Иосиф Опатошу - 1863
— Сегодняшний день останется в истории благодаря тому, — Езиоранский выпрямился во весь рост, — что Европа узнает наш «адрес», адрес Польши, я имею в виду. — Он наклонился к диктатору, обнял его и напыщенно произнес: — Наш адрес это ты, Лангевич!
— Да здравствует Лангевич! Да здравствует наш Лангевич! — раздались крики, к ним присоединились голоса во дворе.
На этом празднике Лангевич чувствовал себя потерянным. Слова падали на него, как камни, и, хотя он добродушно улыбался то одному, то другому, он понимал, что это не игра. Генрика права: есть ли смысл становиться диктатором, если враг не разбит.
Лангевич больше не слышал, что ему говорят, не чувствовал рукопожатий. Он вгляделся в задымленный воздух, пытаясь отыскать Генрику, и спросил у присутствующих:
— Где Пустовойтовна?
Женщина вошла и отдала честь:
— Я здесь, пан генерал!
Лангевич обменялся с ней взглядом, нахмурился и заговорил с соседом, но взгляд Генрики не оставлял его и напоминал: нужно найти врага, вызвать его на бой и разбить.
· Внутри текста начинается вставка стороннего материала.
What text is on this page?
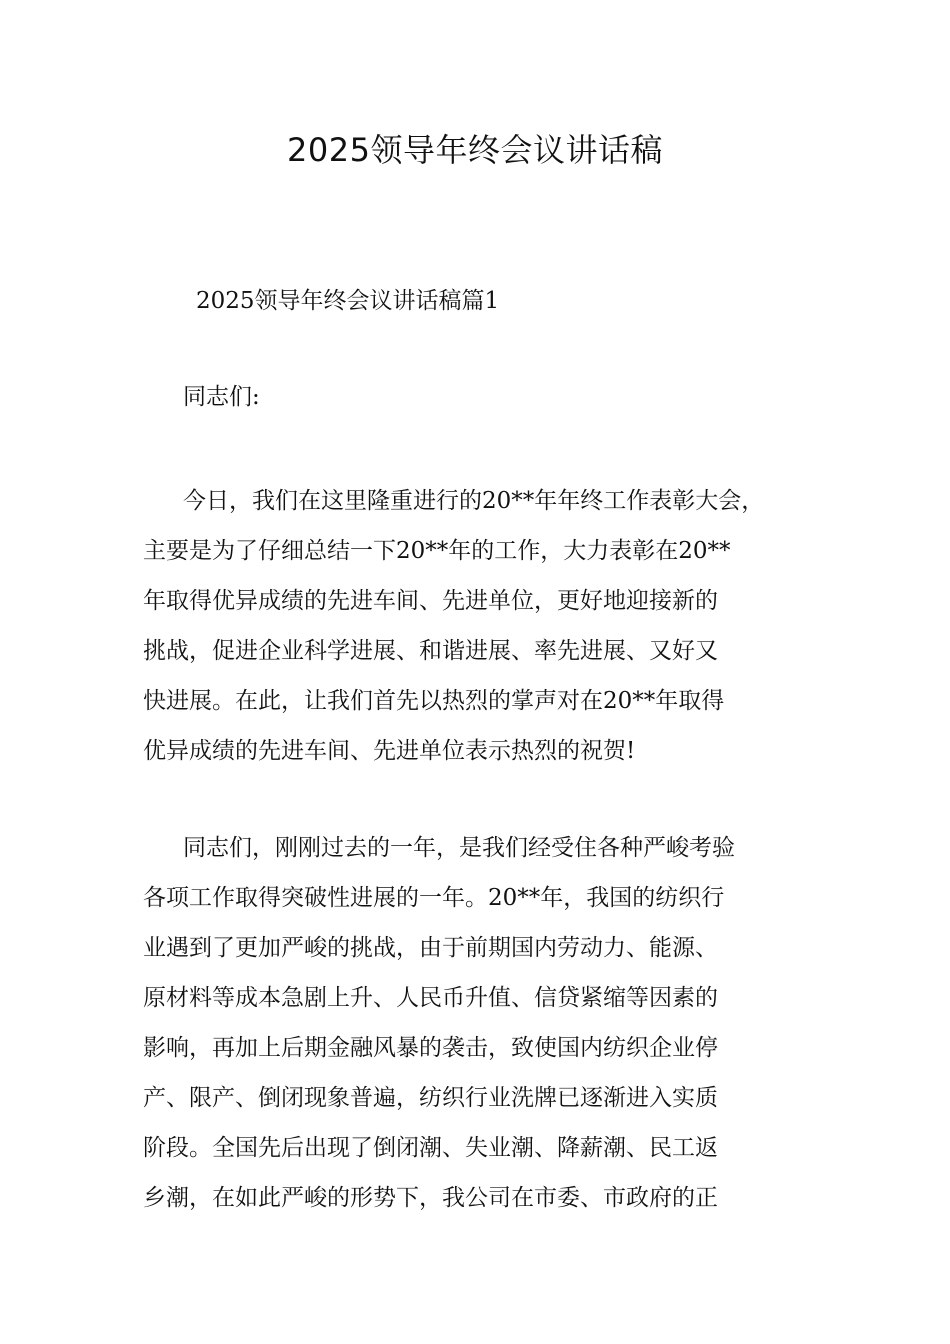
2025领导年终会议讲话稿
2025领导年终会议讲话稿篇1

同志们:

今日，我们在这里隆重进行的20**年年终工作表彰大会，
主要是为了仔细总结一下20**年的工作，大力表彰在20**
年取得优异成绩的先进车间、先进单位，更好地迎接新的
挑战，促进企业科学进展、和谐进展、率先进展、又好又
快进展。在此，让我们首先以热烈的掌声对在20**年取得
优异成绩的先进车间、先进单位表示热烈的祝贺!
同志们，刚刚过去的一年，是我们经受住各种严峻考验
各项工作取得突破性进展的一年。20**年，我国的纺织行
业遇到了更加严峻的挑战，由于前期国内劳动力、能源、
原材料等成本急剧上升、人民币升值、信贷紧缩等因素的
影响，再加上后期金融风暴的袭击，致使国内纺织企业停
产、限产、倒闭现象普遍，纺织行业洗牌已逐渐进入实质
阶段。全国先后出现了倒闭潮、失业潮、降薪潮、民工返
乡潮，在如此严峻的形势下，我公司在市委、市政府的正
Он знал, что, стоит ему оступиться, все, кто радуется сейчас вместе с ним, первыми бросят ему в лицо слово «предатель». Что случилось с Скржинецким[69]? С князем Йозефом? В Польше нужно создать государство за один день, иначе пропадешь.
Глава седьмая
Война под Гроховиски
Ночь была темной и холодной. Армия брела по проселочным дорогам, колонна за колонной, по два-три человека в ряд, образуя длинную кишку, которая то и дело разрывалась, останавливалась, ждала, пока вытащат из грязи перевернувшуюся телегу и процессия тронется снова. Лучины и факелы, которые должны были освещать дорогу, только сгущали темноту, увеличивая опасность. Враг уже третий день не давал передохнуть. Небольшие казачьи отряды, преследовавшие повстанцев, расположились в долине вместе с лошадьми и разожгли костры.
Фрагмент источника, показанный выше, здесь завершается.